Chang is a well-known advocate of the so-called Singapore model of housing, which is the basis for his ALOHA homes bill that he has introduced in the Hawaii Legislature for several years now. Pinto said that he doubts that model could be reproduced in Hawaii, for several important reasons.
“For example,” he said, “Singapore, after its independence, had really a clean slate. Singapore back in the 1960s consisted mostly of shanty towns, and the government today owns 90% of the land and it can acquire private land at low costs.
“Furthermore, Singapore also has a highly effective public leadership cadre and it really has only one form of government that is not as responsive to voters necessarily, which allows it to overcome many barriers to increasing supply.
“So the downsides for applying such a model to Hawaii,” he said, “could be that this Singapore model may not necessarily be scalable. And if you end up with a failure, it could come at a heavy cost, because you could end up with public housing, as is very common in the mainland, where you have basically increased racial and income segregation, you have also trapped many residents in housing and it has reduced social mobility.”
Finally, he said, “generally, these projects, if the government gets involved, tend to be very expensive and they tend to exceed the budget.”
For Hawaii, Pinto said a better option would be the sort of “light-touch density” zoning that has helped Tokyo produce adequate affordable housing.
The secret to Tokyo’s success? Property rights.
After World War II, Pinto explained, Japan’s new constitution provided for strong property rights. By the 1980s, this included the right to develop your property as you wished, so long as it wasn’t a nuisance.

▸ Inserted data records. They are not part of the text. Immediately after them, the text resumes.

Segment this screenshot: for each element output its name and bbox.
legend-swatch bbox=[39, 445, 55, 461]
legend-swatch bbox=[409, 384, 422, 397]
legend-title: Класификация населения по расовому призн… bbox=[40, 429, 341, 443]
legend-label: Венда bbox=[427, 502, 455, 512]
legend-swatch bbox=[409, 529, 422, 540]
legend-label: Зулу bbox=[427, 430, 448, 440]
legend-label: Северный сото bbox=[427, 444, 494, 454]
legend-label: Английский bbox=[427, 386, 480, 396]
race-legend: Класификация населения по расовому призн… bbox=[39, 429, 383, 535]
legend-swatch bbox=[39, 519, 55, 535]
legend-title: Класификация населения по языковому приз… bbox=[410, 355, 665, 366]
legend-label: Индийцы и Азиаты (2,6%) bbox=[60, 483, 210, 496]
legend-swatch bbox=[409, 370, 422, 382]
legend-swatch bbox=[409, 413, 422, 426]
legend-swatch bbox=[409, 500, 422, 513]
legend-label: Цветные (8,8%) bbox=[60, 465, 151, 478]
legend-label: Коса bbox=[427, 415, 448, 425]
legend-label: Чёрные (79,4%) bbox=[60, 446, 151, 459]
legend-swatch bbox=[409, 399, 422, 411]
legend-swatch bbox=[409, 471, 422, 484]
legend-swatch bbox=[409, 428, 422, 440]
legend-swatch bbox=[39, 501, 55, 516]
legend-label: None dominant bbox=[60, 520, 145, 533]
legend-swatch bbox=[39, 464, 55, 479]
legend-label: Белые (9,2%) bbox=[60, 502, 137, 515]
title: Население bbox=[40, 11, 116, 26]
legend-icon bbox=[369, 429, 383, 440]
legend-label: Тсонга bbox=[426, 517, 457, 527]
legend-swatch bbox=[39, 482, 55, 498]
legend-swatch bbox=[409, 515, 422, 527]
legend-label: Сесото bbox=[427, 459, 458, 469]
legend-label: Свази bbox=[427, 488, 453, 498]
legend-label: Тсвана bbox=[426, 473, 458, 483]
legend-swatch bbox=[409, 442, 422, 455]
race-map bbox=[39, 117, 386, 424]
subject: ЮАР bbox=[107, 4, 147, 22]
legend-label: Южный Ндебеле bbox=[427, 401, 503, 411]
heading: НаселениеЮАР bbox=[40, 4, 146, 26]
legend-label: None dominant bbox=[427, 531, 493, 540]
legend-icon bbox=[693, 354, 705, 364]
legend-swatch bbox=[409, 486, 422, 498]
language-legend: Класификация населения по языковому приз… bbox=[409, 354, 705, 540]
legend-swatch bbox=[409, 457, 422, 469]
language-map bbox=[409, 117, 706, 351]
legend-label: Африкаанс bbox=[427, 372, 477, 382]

“You could build duplexes, quadruplexes, triplexes, high-rise buildings. As a result,” Pinto said, “Tokyo has built more housing in a period than the entire state of California by a multiple.”
This has enabled Tokyo to meet the needs of its population, in terms of keeping housing affordable for both renters and homeowners.
Pinto said light-touch density relies partly on “by-right” zoning, which allows projects that meet all zoning requirements to proceed without going through a discretionary approval process. This, in effect, legalizes small, fast, economical, adaptable and simple additions to housing supply while still accounting for health and safety.
Pinto estimated that if Hawaii were to adopt such policies, Oahu alone could add 26,000 homes over the next 10 years.
On Chang’s “Our Homes” podcast, Pinto’s colleague at the Housing Center, Tobias Peter, said it also would be helpful for Hawaii to make more land available for residential use. Specifically, as the Grassroot Institute of Hawaii has noted, with only 5% of Hawaii land available for residential construction, an increase of only 1 or 2 percentage points would translate to a 20% or 40% increase, respectively, in the land available for housing.
I realize, of course, that there is no such thing as a quick fix to Hawaii’s housing crisis. It is a problem that has been decades in the making, and it is being made worse through fashionable policies like inclusionary zoning.
I also have no doubt that the people who want to use the government to solve the problem are well-meaning. But the data is clear: If we want our children and grandchildren to be able to find affordable homes in Hawaii, we need to liberalize our state and local land-use and zoning regulations.
Keli’i Akina is president and CEO of the Grassroot Institute of Hawaii.